“Grazie” a don Gino Alessi, padre, maestro ed amico: il saluto di Fabrizio Occhipinti

Questa la lettera di commiato di Fabrizio Occhipinti, Presidente dell’Associazione San Giovanni Battista, nonché responsabile per la Cultura del Comitato Festeggiamenti, al parroco della Cattedrale, don Girolamo Alessi, letta nel corso di una delle funzioni in occasione delle celebrazioni per il Martirio di San Giovanni Battista, Santo Patrono della Città e della Diocesi di Ragusa

“Carissimo padre Gino, a nome dell’Associazione Culturale” San Giovanni Battista” che ho l’onore di presiedere, a nome del Comitato Festeggiamenti, di tutti i portatori del fercolo ed dell’intera comunità parrocchiale, desidero spendere due parole non per fare un panegirico, ma per dirle semplicemente ‘grazie’ e voglio farlo, tra l’altro, davanti al popolo ragusano che, anche quest’anno, ha tributato tantissima fede e devozione al Santo Patrono San Giovanni Battista.
La notizia del suo trasferimento presso la comunità di Maria SS Annunziata di Comiso è arrivata come un fulmine a ciel sereno, mentre facevamo rientro in Cattedrale, dopo la prima visita alla comunità di San Pio X.
Una notizia che ci ha letteralmente raggelati, un velo di tristezza, forse anche di amarezza, è sceso sui nostri volti, opacizzando, di conseguenza, la gioia di questi giorni di festa.

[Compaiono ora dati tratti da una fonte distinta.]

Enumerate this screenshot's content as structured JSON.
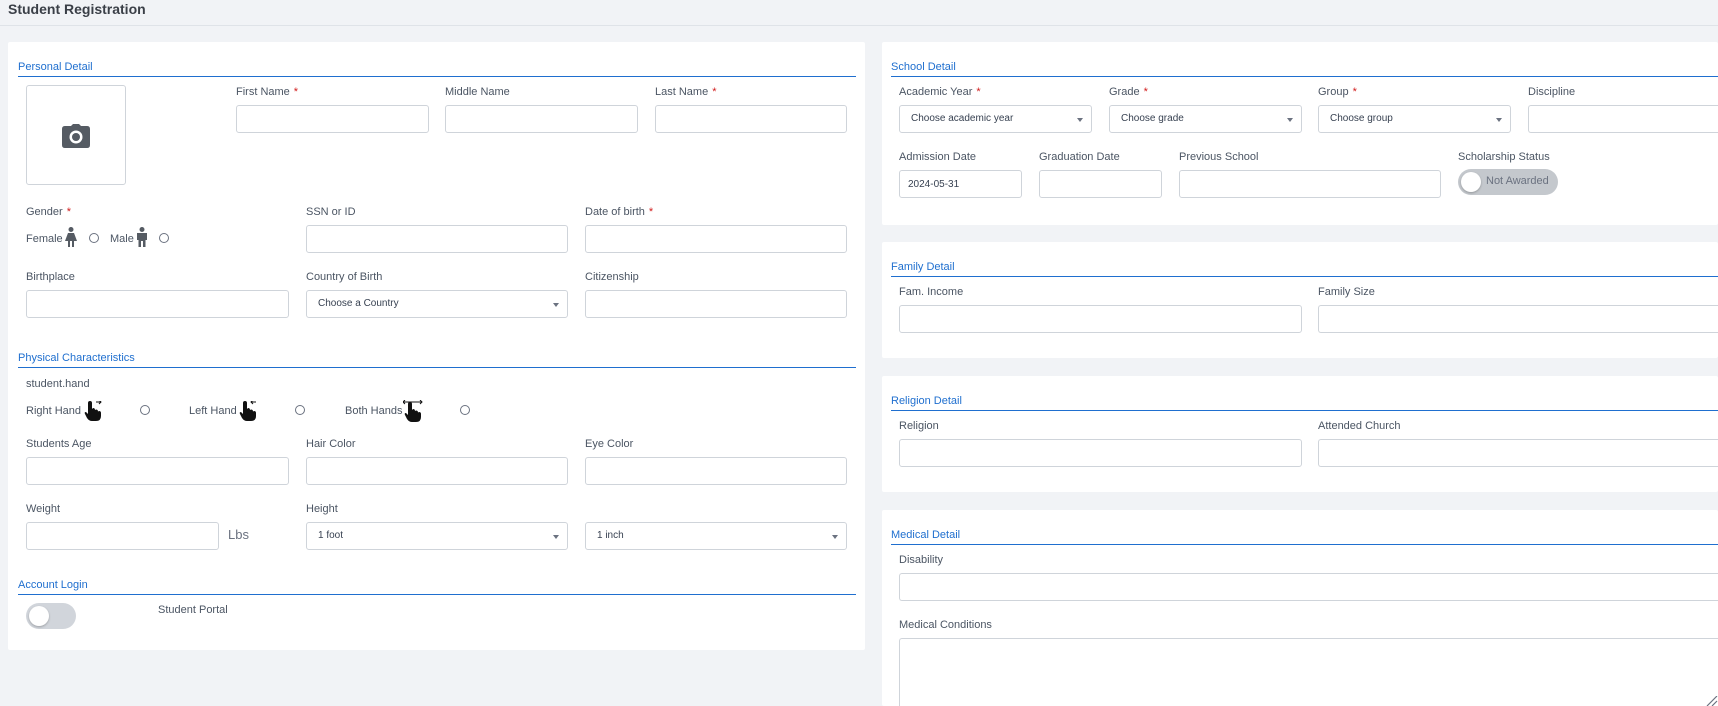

Ma come si dice in questi casi: “Sia fatta la volontà del Signore” e se il Vescovo Carmelo ha ritenuto di scegliere la sua persona per servire la Chiesa in un’altra comunità, noi non possiamo che approvare, con fiducia, e serenamente, questa sua scelta, perché sappiamo il bene che potrà fare in questa nuova realtà.

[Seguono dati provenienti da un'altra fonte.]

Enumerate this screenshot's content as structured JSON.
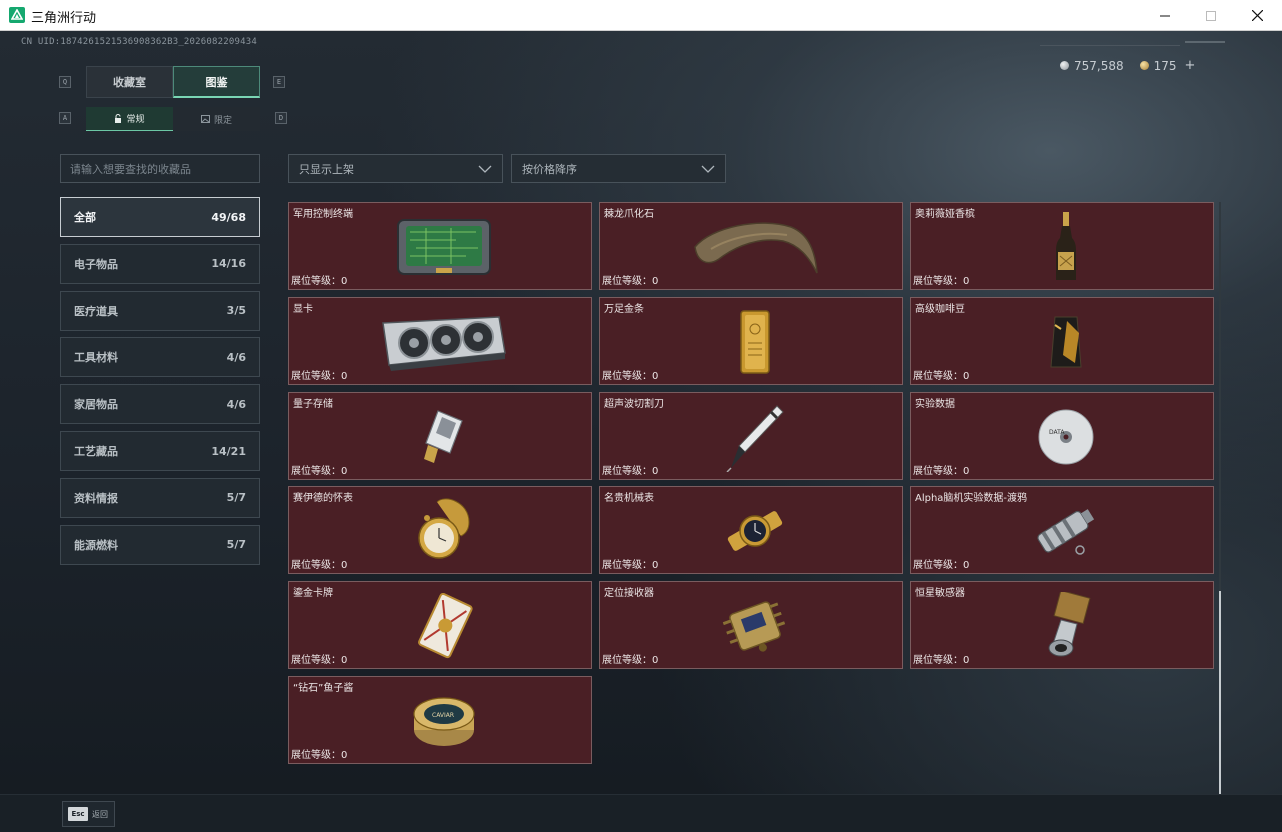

Sono stati tre anni brevi ma intensi, tre anni in cui la nostra Chiesa Cattedrale è ripartita da zero, per lo smarrimento dovuto all’improvvisa dipartita del nostro indimenticato don Carmelo Tidona.

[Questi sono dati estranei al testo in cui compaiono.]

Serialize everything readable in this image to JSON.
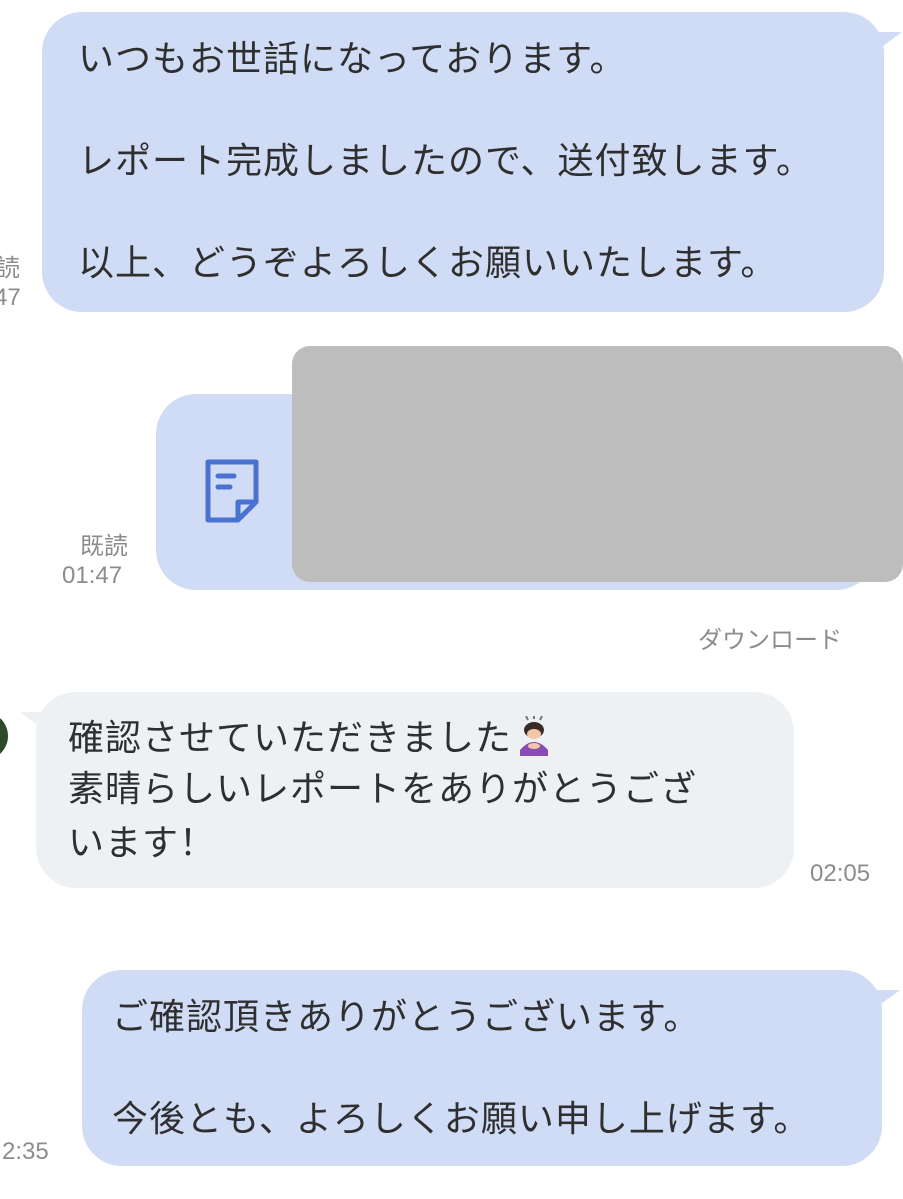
{
  "messages": [
    {
      "direction": "sent",
      "lines": [
        "いつもお世話になっております。",
        "",
        "レポート完成しましたので、送付致します。",
        "",
        "以上、どうぞよろしくお願いいたします。"
      ],
      "read_label_partial": "読",
      "time_partial": "47"
    },
    {
      "direction": "sent",
      "type": "file",
      "read_label": "既読",
      "time": "01:47",
      "download_label": "ダウンロード",
      "icon": "document-icon"
    },
    {
      "direction": "received",
      "lines": [
        "確認させていただきました",
        "素晴らしいレポートをありがとうござ",
        "います！"
      ],
      "emoji": "woman-bowing-emoji",
      "time": "02:05"
    },
    {
      "direction": "sent",
      "lines": [
        "ご確認頂きありがとうございます。",
        "",
        "今後とも、よろしくお願い申し上げます。"
      ],
      "time_partial": "2:35"
    }
  ],
  "colors": {
    "sent_bubble": "#d0dcf5",
    "received_bubble": "#eef1f4",
    "file_icon": "#4a72d0",
    "meta_text": "#8c8c8c"
  }
}
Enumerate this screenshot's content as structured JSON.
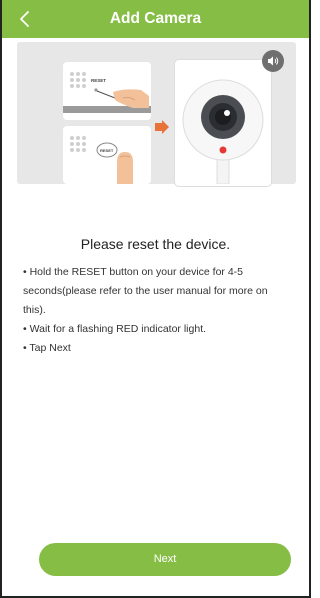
{
  "header": {
    "title": "Add Camera",
    "back_icon": "chevron-left-icon",
    "bg_color": "#86bd45"
  },
  "illustration": {
    "reset_label_top": "RESET",
    "reset_label_bottom": "RESET",
    "arrow_color": "#e8733a",
    "indicator_color": "#e53935",
    "speaker_icon": "speaker-icon"
  },
  "main": {
    "heading": "Please reset the device.",
    "bullets": [
      "• Hold the RESET button on your device for 4-5 seconds(please refer to the user manual for more on this).",
      "• Wait for a flashing RED indicator light.",
      "• Tap Next"
    ]
  },
  "footer": {
    "next_label": "Next"
  }
}
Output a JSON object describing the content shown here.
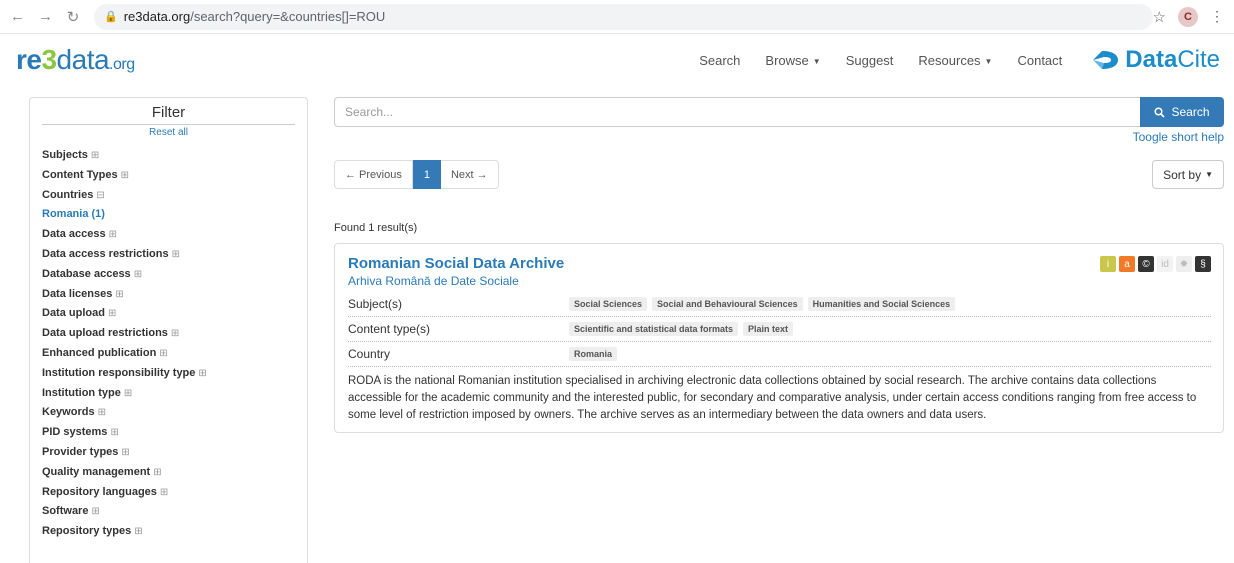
{
  "browser": {
    "url_host": "re3data.org",
    "url_path": "/search?query=&countries[]=ROU",
    "avatar": "C"
  },
  "site": {
    "logo": {
      "re": "re",
      "three": "3",
      "data": "data",
      "org": ".org"
    },
    "nav": [
      {
        "label": "Search"
      },
      {
        "label": "Browse"
      },
      {
        "label": "Suggest"
      },
      {
        "label": "Resources"
      },
      {
        "label": "Contact"
      }
    ],
    "partner": {
      "bold": "Data",
      "rest": "Cite"
    }
  },
  "filter": {
    "title": "Filter",
    "reset": "Reset all",
    "facets": [
      {
        "label": "Subjects",
        "toggle": "⊞"
      },
      {
        "label": "Content Types",
        "toggle": "⊞"
      },
      {
        "label": "Countries",
        "toggle": "⊟"
      },
      {
        "label": "Romania (1)",
        "toggle": ""
      },
      {
        "label": "Data access",
        "toggle": "⊞"
      },
      {
        "label": "Data access restrictions",
        "toggle": "⊞"
      },
      {
        "label": "Database access",
        "toggle": "⊞"
      },
      {
        "label": "Data licenses",
        "toggle": "⊞"
      },
      {
        "label": "Data upload",
        "toggle": "⊞"
      },
      {
        "label": "Data upload restrictions",
        "toggle": "⊞"
      },
      {
        "label": "Enhanced publication",
        "toggle": "⊞"
      },
      {
        "label": "Institution responsibility type",
        "toggle": "⊞"
      },
      {
        "label": "Institution type",
        "toggle": "⊞"
      },
      {
        "label": "Keywords",
        "toggle": "⊞"
      },
      {
        "label": "PID systems",
        "toggle": "⊞"
      },
      {
        "label": "Provider types",
        "toggle": "⊞"
      },
      {
        "label": "Quality management",
        "toggle": "⊞"
      },
      {
        "label": "Repository languages",
        "toggle": "⊞"
      },
      {
        "label": "Software",
        "toggle": "⊞"
      },
      {
        "label": "Repository types",
        "toggle": "⊞"
      }
    ]
  },
  "search": {
    "placeholder": "Search...",
    "button": "Search",
    "help": "Toogle short help"
  },
  "pagination": {
    "prev": "← Previous",
    "current": "1",
    "next": "Next →",
    "sort": "Sort by"
  },
  "results": {
    "count_text": "Found 1 result(s)",
    "items": [
      {
        "title": "Romanian Social Data Archive",
        "alt_title": "Arhiva Română de Date Sociale",
        "badges": [
          "i",
          "a",
          "©",
          "id",
          "✸",
          "§"
        ],
        "rows": [
          {
            "label": "Subject(s)",
            "tags": [
              "Social Sciences",
              "Social and Behavioural Sciences",
              "Humanities and Social Sciences"
            ]
          },
          {
            "label": "Content type(s)",
            "tags": [
              "Scientific and statistical data formats",
              "Plain text"
            ]
          },
          {
            "label": "Country",
            "tags": [
              "Romania"
            ]
          }
        ],
        "description": "RODA is the national Romanian institution specialised in archiving electronic data collections obtained by social research. The archive contains data collections accessible for the academic community and the interested public, for secondary and comparative analysis, under certain access conditions ranging from free access to some level of restriction imposed by owners. The archive serves as an intermediary between the data owners and data users."
      }
    ]
  }
}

Diciamo grazie al Signore perché Lei è stato un dono, un valore aggiunto, per ognuno di noi, ma è stato anche padre, maestro ed amico.
Ha preso per mano la nostra comunità, con il suo sorriso, la sua simpatia, con una buona parola per tutti, con la sua esperienza di uomo di Dio e, con abnegazione, umiltà ed obbedienza, le ha ridato nuova linfa.
Allora grazie per aver annunciato il Vangelo e la gioia del Signore Vivo e Risorto, grazie per averci aiutato a conoscerlo ed amarlo ancora di più, grazie per aver teso la sua mano a chi è stato in difficoltà, verso gli ultimi, i dimenticati, verso la carne di Cristo, come ripete più volte il Santo Padre.
Grazie per la sua aperura verso la cultura, l’arte, il bello, strumenti questi necessari per formare le coscienze e per creare un legame tra i popoli.
Grazie, perché in questi tre anni abbiamo costruito tanto.
Adesso inizierà un nuovo cammino per Lei, il Signore Le affida una nuova missione.
Noi tutti pregheremo per Lei, chiedendo l’intercessione della Madre di Dio, perché lo segua sempre con il suo sguardo e con il suo cuore di mamma.
Infine, continui a guardare lui, Giovanni il Battista, che con il Suo dito puntato non smetterà di indicarLe l’unica via da seguire, l’Agnello Gesù, fonte di misericordia e sommo bene.
Buon cammino, padre Gino. Grazie ancora per la sua testimonianza. Le auguriamo, di cuore, ogni bene.”